Karen Shapiro - Producer Producer Karen Shapiro's films include the film festival hit "Beat the Drum", the romantic comedy "The Neighbor", the drama "The Low Life" and the Academy Award winning short, "Violet". Her television work includes the Emmy Award winning "Other Mothers" and "Between Mother and Daughter", winner of the Humanitas Award. Two of her documentaries, "Awake and Sing" and "Together As One" were produced for a benefit concert that commemorated the 50th anniversary of the end of Nazi-occupied Europe.
EVA ON ART AND LIFE Quotes excerpted from Hesse's Journals (late 1950s—1970) and Cindy Nemser interview (1970)
"I am interested in solving an unknown factor of art and an unknown factor of life."
"Art is the easiest thing in my life, and that's ironic. It doesn't mean I've worked little on it, but it's the only thing I never had to.

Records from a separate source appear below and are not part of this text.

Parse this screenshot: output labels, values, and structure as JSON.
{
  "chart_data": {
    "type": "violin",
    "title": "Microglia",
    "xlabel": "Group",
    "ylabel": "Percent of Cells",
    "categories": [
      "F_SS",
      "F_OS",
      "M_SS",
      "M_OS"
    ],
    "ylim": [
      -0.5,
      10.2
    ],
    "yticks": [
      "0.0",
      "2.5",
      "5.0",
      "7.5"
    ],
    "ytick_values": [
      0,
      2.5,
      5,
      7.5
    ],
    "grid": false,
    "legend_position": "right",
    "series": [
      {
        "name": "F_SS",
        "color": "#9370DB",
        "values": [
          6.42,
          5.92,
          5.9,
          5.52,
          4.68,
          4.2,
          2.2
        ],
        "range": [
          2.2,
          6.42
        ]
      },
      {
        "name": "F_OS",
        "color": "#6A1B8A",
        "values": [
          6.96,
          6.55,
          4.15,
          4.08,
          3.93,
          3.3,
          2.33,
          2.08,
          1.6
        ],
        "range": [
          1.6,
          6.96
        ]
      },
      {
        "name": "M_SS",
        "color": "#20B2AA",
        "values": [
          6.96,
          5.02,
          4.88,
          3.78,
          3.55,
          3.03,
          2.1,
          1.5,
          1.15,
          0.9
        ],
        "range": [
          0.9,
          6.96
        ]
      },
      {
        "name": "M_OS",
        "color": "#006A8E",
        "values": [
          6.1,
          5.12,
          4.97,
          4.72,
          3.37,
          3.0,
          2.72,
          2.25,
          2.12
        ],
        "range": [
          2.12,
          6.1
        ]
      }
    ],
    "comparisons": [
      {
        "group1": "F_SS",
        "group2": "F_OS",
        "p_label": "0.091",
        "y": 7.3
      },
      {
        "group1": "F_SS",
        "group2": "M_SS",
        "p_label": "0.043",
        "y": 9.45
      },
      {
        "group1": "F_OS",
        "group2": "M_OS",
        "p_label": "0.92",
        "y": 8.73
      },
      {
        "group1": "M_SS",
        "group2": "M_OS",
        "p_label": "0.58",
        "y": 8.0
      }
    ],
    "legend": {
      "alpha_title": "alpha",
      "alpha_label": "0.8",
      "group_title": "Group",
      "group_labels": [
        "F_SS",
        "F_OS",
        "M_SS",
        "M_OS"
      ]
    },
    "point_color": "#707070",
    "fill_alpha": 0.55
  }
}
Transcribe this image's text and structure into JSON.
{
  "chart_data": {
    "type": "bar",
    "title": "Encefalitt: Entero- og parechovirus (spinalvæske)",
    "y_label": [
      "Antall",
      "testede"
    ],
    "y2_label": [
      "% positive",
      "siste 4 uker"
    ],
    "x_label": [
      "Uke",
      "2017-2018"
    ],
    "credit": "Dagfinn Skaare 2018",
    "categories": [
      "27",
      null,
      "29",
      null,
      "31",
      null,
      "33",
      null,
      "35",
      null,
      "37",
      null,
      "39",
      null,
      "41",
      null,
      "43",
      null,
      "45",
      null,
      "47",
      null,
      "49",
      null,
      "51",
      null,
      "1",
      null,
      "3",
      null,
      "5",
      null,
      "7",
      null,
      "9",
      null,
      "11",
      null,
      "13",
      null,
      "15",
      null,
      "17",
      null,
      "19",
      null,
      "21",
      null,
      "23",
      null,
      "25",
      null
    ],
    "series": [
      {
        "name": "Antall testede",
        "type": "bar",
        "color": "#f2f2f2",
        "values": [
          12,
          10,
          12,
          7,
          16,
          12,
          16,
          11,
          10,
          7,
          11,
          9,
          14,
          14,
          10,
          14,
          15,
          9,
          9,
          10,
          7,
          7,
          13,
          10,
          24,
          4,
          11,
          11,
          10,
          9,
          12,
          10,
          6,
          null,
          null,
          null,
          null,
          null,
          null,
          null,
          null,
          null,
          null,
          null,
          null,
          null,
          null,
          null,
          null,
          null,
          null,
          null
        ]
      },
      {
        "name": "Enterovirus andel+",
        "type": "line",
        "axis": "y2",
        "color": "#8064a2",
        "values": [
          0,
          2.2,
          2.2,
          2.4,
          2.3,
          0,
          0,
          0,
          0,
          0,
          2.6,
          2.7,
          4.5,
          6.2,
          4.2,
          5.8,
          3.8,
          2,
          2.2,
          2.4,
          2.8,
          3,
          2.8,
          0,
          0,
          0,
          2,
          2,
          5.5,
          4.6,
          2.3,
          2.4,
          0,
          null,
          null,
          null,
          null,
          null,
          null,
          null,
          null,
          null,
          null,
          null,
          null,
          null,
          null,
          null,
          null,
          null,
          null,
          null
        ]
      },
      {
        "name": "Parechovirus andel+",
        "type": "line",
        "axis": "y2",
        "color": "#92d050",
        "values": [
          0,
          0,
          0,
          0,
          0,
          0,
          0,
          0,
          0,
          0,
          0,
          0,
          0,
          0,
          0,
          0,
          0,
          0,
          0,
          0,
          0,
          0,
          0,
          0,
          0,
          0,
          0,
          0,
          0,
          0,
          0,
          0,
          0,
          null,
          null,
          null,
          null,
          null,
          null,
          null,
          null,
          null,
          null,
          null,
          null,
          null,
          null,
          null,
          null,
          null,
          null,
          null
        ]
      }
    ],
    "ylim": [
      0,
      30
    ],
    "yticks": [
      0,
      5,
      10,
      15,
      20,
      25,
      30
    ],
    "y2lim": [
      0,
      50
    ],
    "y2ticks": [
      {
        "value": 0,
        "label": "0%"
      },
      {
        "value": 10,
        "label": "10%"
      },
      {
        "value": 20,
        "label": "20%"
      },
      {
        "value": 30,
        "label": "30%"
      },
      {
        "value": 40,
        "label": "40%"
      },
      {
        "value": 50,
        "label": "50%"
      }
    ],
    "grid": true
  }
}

That's why I think I may be so good. I have no fear."
"My life has been so traumatic, so absurd, there hasn't been one normal, happy thing. I'm the easiest person to make happy, and the easiest person to make sad because I've gone through so much. And it's never stopped."
"For me, it's a total image that has to do with me and life. It can't be divorced as an idea or composition or form. I don't believe art can be based on that. This is where art and life come together."
"I'm very complex, I'm not a simple person, and the complexity - if I can name what it consists of is the total absurdity of life."
"I remember always working with contradictions and contradictory forms, which is my idea also in life. The whole absurdity of life, everything for me has always been opposite. Nothing has ever been in the middle."
"I've been a giant in my strength and my work's been strong and my whole character has it inside. But somewhere I'm a terribly frightened person."
"My life has never had anything normal or in the center. It was always extremes. And I think, and I know that, in forms that I use in my work, that contradiction is certainly there."
"But my right or wrong isn't to have a pure or fine edge. I do think there is a state, a quality, that is necessary, but is not based on correctness. It has to be based on the quality of the piece itself. That hasn't to do with neatness, not artisan quality for the sake of craft."
"I have very strong feelings about being honest, also heightened since I have been so ill. I'd like to be true to whatever I use and use it in the least pretentious and most direct way."
"This is what I want to be, the most Eva can be as an artist and as a person."
"What makes a tight circle or a tight little square box more of an intellectual statement than something done emotionally, I don't know."
"Art is an essence, a center."
"I think the circle is very abstract. I could make up stories of what the circle means to men, but I don't know if it is that conscious. I think it was a form, a vehicle."
"I wanted to get to non-art, non-connotive, non anthropomorphic, non geometric, non, nothing. Everything, but of another kind, vision, sort."
"How to achieve by not achieving? How to make by not making? It's all in that. It's not the new, it is what is yet not known, thought, seen, touched but not really what is not. And that is."
"Excellence has no sex."
"Do I have a right to womanliness? Can I achieve and artistic endeavor and can they coincide?"
"When an artist is successful, it represents a lot in society."
"What drives us to work? It seems to me some kind of recognition which maybe we cannot give to ourselves. One should be content with the process as well as the result. But I am not!"
"I have really been discovering my weird humor, maybe sick or maybe cool but I can only see things that way. Experience them also, but I can't feel cool - that is my hopelessness."
"How do you believe in something deeply? How is it one can pinpoint beliefs into a single purpose?"
"I don't mind being miles from everybody else. The best artists are those who have stood alone and who can be separated."